Publié le par christine brunet /aloys


 

« Ainsi donc, les Somnambules, c’est ton cinquième roman édité chez Chloé des Lys ?

- Le cinquième dans l’ordre de parution, oui. Mais pas dans l’ordre d’écriture. Il va falloir faire une grande remontée dans le temps pour comprendre sa gestation.

C’est-à-dire ?

- Eh bien ce n’est pas le cinquième roman mais le premier que j’ai écrit d’où ces tâtonnements successifs et le temps que j’ai mis à le composer, car il y a eu au moins trois ou quatre versions, de plus en plus longues. La première idée, je dis bien idée, pas le premier jet écrit, je l’ai eue en 1980. C’est en écoutant quelques chansons de Mélina Mercouri que j’ai imaginé non pas la trame mais quelques éléments du futur roman. Mais je n’avais aucune idée sur la façon de les relier entre eux. C’est donc resté à l’état d’idée jusqu’à l’été 1983. J’ai commencé la rédaction sur cette simple trame : la vie d’un groupe de gens dans une ville abandonnée pour x raisons et écrasée par une .chaleur épouvantable. Et j’ai eu la maladresse de mêler à cette trame pas mal d’éléments autobiographiques.

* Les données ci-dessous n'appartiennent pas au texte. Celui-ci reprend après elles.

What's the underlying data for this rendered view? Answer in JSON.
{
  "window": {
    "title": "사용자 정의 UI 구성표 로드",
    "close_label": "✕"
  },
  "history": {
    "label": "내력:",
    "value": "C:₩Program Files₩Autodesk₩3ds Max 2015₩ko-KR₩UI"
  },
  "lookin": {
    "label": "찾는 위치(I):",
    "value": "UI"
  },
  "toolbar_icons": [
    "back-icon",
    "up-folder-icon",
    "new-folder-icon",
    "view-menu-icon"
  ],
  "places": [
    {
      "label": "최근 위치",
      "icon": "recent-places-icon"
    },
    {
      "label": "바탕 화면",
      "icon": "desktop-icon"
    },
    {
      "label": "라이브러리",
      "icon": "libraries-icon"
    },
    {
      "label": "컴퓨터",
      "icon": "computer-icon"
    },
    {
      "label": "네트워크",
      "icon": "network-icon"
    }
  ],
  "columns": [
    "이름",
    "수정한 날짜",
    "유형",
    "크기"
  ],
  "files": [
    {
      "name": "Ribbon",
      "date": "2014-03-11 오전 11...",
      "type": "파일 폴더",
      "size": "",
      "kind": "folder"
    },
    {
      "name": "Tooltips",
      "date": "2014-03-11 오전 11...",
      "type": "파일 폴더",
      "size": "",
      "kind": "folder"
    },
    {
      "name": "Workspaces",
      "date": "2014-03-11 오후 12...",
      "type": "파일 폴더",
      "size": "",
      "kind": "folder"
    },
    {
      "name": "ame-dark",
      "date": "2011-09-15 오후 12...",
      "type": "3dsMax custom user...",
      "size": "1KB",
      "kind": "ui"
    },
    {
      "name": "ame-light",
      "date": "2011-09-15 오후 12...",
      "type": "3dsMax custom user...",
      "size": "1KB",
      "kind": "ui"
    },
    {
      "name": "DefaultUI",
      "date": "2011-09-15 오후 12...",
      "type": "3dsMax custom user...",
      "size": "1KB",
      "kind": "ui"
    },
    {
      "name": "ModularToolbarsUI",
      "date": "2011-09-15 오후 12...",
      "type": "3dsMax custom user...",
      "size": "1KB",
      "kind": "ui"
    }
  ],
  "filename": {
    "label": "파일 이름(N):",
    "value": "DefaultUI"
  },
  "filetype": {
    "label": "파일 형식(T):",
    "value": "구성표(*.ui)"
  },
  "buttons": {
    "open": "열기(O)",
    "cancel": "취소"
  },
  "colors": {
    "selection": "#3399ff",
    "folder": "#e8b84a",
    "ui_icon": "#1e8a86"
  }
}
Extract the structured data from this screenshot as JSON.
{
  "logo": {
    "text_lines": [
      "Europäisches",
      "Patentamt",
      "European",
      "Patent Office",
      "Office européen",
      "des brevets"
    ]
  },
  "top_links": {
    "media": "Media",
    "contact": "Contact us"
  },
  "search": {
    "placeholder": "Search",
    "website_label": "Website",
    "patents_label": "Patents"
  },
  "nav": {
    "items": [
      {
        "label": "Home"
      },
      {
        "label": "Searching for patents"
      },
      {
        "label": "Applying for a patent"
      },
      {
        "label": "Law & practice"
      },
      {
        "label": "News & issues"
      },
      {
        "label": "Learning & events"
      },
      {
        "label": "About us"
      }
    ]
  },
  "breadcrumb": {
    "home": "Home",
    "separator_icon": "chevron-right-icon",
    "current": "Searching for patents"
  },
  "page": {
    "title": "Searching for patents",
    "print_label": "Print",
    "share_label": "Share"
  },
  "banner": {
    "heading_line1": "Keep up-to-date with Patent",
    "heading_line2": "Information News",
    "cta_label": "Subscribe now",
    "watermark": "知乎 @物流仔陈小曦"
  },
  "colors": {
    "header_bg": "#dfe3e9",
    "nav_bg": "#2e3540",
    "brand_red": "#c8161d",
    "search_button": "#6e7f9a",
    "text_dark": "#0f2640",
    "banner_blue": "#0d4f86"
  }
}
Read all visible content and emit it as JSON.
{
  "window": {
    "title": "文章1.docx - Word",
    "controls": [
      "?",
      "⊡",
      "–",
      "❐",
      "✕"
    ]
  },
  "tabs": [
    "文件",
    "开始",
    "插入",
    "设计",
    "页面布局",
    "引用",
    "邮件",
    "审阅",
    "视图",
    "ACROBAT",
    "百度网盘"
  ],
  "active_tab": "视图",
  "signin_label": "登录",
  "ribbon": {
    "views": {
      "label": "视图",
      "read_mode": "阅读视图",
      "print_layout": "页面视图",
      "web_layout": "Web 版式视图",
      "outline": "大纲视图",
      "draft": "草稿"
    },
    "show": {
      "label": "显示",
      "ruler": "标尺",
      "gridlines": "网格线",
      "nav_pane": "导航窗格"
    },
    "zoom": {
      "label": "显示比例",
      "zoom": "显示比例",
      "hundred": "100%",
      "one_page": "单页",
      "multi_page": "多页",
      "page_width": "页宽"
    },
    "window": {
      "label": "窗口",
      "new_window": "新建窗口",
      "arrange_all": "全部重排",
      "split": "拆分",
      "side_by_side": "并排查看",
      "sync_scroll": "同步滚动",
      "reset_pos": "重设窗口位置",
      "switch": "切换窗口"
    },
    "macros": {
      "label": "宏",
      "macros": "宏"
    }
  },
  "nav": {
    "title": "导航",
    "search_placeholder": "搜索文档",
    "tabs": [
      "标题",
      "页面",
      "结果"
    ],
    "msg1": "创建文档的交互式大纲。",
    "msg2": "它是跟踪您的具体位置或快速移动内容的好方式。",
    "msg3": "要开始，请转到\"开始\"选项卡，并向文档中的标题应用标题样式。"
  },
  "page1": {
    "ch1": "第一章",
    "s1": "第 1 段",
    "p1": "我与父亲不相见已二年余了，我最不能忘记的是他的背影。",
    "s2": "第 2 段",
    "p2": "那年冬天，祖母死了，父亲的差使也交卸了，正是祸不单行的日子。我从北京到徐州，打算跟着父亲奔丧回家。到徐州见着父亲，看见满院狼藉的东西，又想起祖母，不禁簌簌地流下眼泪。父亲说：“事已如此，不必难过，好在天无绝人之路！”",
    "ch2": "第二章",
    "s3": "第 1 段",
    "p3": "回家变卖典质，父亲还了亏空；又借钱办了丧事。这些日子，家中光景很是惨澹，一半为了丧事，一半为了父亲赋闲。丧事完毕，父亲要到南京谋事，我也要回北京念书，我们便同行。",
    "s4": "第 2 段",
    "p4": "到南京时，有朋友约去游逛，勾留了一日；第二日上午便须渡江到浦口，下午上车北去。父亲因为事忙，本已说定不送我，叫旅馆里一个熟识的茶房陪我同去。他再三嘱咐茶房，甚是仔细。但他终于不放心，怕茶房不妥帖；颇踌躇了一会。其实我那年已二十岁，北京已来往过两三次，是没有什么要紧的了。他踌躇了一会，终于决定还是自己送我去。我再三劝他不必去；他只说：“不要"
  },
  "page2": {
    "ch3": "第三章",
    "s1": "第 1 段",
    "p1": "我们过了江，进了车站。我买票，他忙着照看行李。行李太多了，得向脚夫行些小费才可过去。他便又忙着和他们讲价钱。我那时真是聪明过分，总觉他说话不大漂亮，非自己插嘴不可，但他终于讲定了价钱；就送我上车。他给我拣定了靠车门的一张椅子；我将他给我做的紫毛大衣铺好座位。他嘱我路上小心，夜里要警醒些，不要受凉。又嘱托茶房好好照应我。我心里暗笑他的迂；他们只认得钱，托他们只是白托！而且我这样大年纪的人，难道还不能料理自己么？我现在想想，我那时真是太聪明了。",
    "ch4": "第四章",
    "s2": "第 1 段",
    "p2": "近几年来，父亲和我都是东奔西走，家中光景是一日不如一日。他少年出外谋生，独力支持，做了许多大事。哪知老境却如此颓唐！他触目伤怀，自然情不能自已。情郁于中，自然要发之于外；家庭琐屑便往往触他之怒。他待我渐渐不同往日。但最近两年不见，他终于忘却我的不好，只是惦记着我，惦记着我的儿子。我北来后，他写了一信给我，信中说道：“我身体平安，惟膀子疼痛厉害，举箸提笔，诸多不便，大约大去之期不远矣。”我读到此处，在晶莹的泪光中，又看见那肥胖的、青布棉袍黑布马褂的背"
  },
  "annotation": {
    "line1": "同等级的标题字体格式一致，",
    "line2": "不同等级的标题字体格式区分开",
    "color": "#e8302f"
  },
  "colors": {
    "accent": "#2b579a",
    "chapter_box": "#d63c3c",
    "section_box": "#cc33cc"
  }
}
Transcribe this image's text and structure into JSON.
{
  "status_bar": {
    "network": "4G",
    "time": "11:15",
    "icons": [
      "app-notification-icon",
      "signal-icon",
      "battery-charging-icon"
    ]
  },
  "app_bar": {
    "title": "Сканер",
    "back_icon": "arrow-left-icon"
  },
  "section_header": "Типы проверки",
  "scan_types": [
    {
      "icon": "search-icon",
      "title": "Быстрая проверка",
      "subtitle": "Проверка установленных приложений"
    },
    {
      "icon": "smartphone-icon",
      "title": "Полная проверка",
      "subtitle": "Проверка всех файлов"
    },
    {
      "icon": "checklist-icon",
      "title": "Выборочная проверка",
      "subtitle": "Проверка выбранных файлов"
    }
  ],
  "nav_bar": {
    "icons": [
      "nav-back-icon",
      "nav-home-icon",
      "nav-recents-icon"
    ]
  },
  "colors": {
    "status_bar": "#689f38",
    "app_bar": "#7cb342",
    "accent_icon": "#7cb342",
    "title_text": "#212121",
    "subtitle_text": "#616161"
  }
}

Pourquoi « maladresse » ? Le sujet pouvait s’y prêter.

- Non. Et c’est Léda, l’amie à laquelle je dédie le livre, qui me l’a fait comprendre. Je m’embrouillais dans des détails totalement inutiles et comme j’avançais à l’aveuglette, sans savoir où j’allais car je n’avais pas de trame précise à part celle exposée plus haut, bien trop vague pour permettre un développement intéressant, le récit s’enlisait et s’éternisait. De plus, m’a-t-elle expliqué, ce mélange de presque fantastique, en tous cas étrange, et les remarques sur ma vie personnelle ne passaient pas du tout ou du moins, pas de la façon dont je le concevais. J’avais en fait deux livres en un seul : une autobiographie très ordinaire et un récit intéressant qui, si je le peaufinais et l’approfondissais, pouvait donner un roman passionnant. Je la revois encore tenant entre ses mains les feuilles tapées à la machine (on n’avait pas encore d’ordinateur) et les séparant en deux groupes : l’histoire inventée d’un côté et les éléments personnels de l’autre. Le deuxième tas devait réintégrer le tiroir où je rangeais le manuscrit et le premier être posé sur mon bureau et être relu, corrigé et poursuivi.

- C’est ce que tu as fait ?

- Non, encore une fois. J’ignorais comment continuer, je n’avais pas d’idées. Et surtout, j’étais à une époque de ma vie où je faisais tout pour changer de travail. J’ai repris mes études de lettres, j’ai passé les concours d’enseignement, je suis devenu professeur. Je n’ai pas « oublié » le roman ; simplement il m’était impossible de penser sereinement et efficacement à une suite correcte, j’étais trop accaparé par le but que je m’étais fixé et par mes nouvelles fonctions.

- Et quand as-tu pu enfin reprendre ce récit ?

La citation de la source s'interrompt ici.